Les principaux organes de l’appareil locomoteur suivent des schémas temporels similaires : le capital osseux et le capital musculaire évoluent de façon parallèle tout au long de la vie. Ainsi, après 50 ans, la perte de masse osseuse est de 1 à 2 % par an, celle de masse musculaire de 1 à 2 % par an et la perte de force de 1,5 à 3 % par an. La même corrélation existe pendant la croissance : les enfants atteints de dystrophie musculaire de Duchenne ont aussi une masse osseuse basse et un risque accru de fracture. Au cours du vieillissement, les changements de masse maigre ont plus d’effets sur le capital osseux que sur l’évolution de la masse grasse. Il existe une corrélation entre la quantité mais aussi la qualité du muscle et le squelette : la qualité du muscle (de la cuisse) permet de prédire le risque de fracture, indépendamment de la DMO.
Dialogue mécanique et biochimique
La sarcopénie est un facteur de risque d’ostéoporose et de fracture.
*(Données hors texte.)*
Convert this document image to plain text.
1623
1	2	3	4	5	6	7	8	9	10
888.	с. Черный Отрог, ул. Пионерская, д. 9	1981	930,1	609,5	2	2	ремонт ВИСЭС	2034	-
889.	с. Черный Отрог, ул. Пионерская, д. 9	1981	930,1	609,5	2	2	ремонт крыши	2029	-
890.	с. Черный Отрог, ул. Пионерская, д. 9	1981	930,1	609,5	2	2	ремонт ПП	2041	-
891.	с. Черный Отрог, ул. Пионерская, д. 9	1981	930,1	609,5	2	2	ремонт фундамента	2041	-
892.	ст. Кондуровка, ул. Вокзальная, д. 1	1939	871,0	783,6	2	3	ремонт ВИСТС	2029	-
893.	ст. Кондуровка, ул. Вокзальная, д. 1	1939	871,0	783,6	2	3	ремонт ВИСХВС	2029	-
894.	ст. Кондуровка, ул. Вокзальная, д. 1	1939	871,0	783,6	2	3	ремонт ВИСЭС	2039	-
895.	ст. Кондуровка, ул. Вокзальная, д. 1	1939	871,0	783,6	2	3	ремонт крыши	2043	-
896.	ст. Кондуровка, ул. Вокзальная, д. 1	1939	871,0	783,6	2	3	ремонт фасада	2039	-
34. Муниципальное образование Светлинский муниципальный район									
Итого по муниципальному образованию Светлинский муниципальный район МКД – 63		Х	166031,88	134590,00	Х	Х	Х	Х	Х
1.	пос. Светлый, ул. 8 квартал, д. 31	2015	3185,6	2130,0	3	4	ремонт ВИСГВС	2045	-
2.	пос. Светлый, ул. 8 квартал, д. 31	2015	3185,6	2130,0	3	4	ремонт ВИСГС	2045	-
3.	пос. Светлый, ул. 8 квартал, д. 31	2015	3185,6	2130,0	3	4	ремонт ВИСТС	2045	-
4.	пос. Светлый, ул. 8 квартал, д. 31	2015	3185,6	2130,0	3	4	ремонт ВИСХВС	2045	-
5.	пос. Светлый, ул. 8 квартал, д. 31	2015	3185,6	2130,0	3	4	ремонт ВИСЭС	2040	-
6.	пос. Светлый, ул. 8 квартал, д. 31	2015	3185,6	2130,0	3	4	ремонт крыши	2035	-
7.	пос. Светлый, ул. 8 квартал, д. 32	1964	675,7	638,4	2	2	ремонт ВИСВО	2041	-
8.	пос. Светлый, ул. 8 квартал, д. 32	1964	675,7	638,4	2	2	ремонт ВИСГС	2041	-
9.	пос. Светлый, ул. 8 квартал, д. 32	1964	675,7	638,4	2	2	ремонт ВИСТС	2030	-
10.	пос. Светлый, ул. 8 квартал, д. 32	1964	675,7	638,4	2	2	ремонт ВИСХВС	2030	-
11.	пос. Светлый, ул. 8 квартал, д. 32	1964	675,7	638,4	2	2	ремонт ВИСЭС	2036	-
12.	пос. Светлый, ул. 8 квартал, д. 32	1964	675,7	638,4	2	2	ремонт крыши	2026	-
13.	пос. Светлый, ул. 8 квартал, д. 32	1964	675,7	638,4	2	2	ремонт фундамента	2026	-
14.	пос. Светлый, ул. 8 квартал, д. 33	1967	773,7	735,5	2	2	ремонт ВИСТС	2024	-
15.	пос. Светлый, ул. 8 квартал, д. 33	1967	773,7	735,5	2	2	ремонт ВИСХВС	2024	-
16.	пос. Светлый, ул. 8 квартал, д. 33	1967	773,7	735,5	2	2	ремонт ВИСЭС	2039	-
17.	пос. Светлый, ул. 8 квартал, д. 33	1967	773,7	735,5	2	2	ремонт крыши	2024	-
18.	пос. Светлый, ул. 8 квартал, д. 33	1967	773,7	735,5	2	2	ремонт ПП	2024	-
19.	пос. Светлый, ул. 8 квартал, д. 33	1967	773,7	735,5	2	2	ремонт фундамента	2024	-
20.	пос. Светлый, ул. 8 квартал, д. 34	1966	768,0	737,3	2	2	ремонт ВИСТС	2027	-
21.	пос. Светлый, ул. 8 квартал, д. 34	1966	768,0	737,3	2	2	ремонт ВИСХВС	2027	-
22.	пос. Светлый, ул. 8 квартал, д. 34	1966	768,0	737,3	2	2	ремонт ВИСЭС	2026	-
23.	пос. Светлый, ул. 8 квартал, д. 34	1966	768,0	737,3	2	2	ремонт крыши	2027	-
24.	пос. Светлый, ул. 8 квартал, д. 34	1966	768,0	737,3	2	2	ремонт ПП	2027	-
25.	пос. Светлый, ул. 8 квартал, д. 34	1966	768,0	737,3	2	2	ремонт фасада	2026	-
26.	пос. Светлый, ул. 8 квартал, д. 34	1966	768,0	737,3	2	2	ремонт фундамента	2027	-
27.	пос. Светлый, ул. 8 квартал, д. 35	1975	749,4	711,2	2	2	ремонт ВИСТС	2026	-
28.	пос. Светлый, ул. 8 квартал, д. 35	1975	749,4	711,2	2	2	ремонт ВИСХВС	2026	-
La fonte musculaire augmente le risque de chute et, par le biais d’une diminution des activités, favorise ladiminution de la masse osseuse : dans l’étude finnoise OSTPR-FPS (1), le risque d’ostéoporose est multiplié par 12,9 chez les sarcopéniques et le risque relatif de fracture est à 2,7, en partie en raison d’un risque accru de chute. A contrario la sarcopénie est plus fréquente chez l’ostéoporotique. Par le biais d’une diminution de la disponibilité en acides aminés, la sarcopénie favorise un déficit immunitaire et, par le biais d’une diminution des dépenses énergétiques, elle favorise également adiposité centrale, insulino-résistance et maladies cardio-vasculaires : elle fait ainsi entrer dans la spirale de la fragilité.
Il existe un dialogue entre tissu musculaire et tissu osseux, non seulement sur le plan mécanique mais également sur le plan biochimique. La théorie du mécanostat repose sur le principe selon lequel toute augmentation de la force musculaire maximale, en réponse à une mise en charge, influence la masse, les dimensions et la résistance de l’os ; mais cette théorie est insuffisante pour expliquer les relations muscle-os. Le muscle est capable de synthétiser un certain nombre de molécules qui vont moduler la formation et l’activité du tissu osseux, indépendamment des contraintes mécaniques. Le secrétome musculaire contient de nombreux composés (facteurs de croissance, cytokines…). Ainsi une contraction musculaire déclenche la synthèse par l’ostéocyte de facteurs ostéogéniques (ostéocalcine, IGF1, FGF2, IL15…). À l’inverse, une situation de cachexie engendre une atrophie musculaire, responsable de la production de myostatine, inhibiteur de la chondrogenèse, et d’IL6 et IL7, stimulus de la résorption ostéoclastique. En retour, les cellules osseuses, par l’intermédiaire des ostéokines, peuvent exercer un feedback sur les myocytes.
Des perspectives thérapeutiques
Tout ceci ouvre la voie à des pistes de recherche dans la prévention et le traitement de ces affections : les nouvelles thérapies ciblent les voies de signalisations impliquées dans le cross talk entre les cellules. Des inhibiteurs du récepteur II A et II B de l’activine sont à l’étude. L’inhibiteur du récepteur II B diminue l’adiposité et augmente DMO et marqueurs osseux de formation. Il est en cours d’essai clinique mais favoriserait une fatigabilité musculaire. À l’inverse, dans le sens os - muscle, les bisphosphonates atténueraient la perte musculaire chez les enfants brûlés.
En conclusion l’unité muscle - os doit être considérée comme une cible thérapeutique unique avec une prise en charge plus holistique dans l’avenir, recherchant une efficacité sur les deux tissus.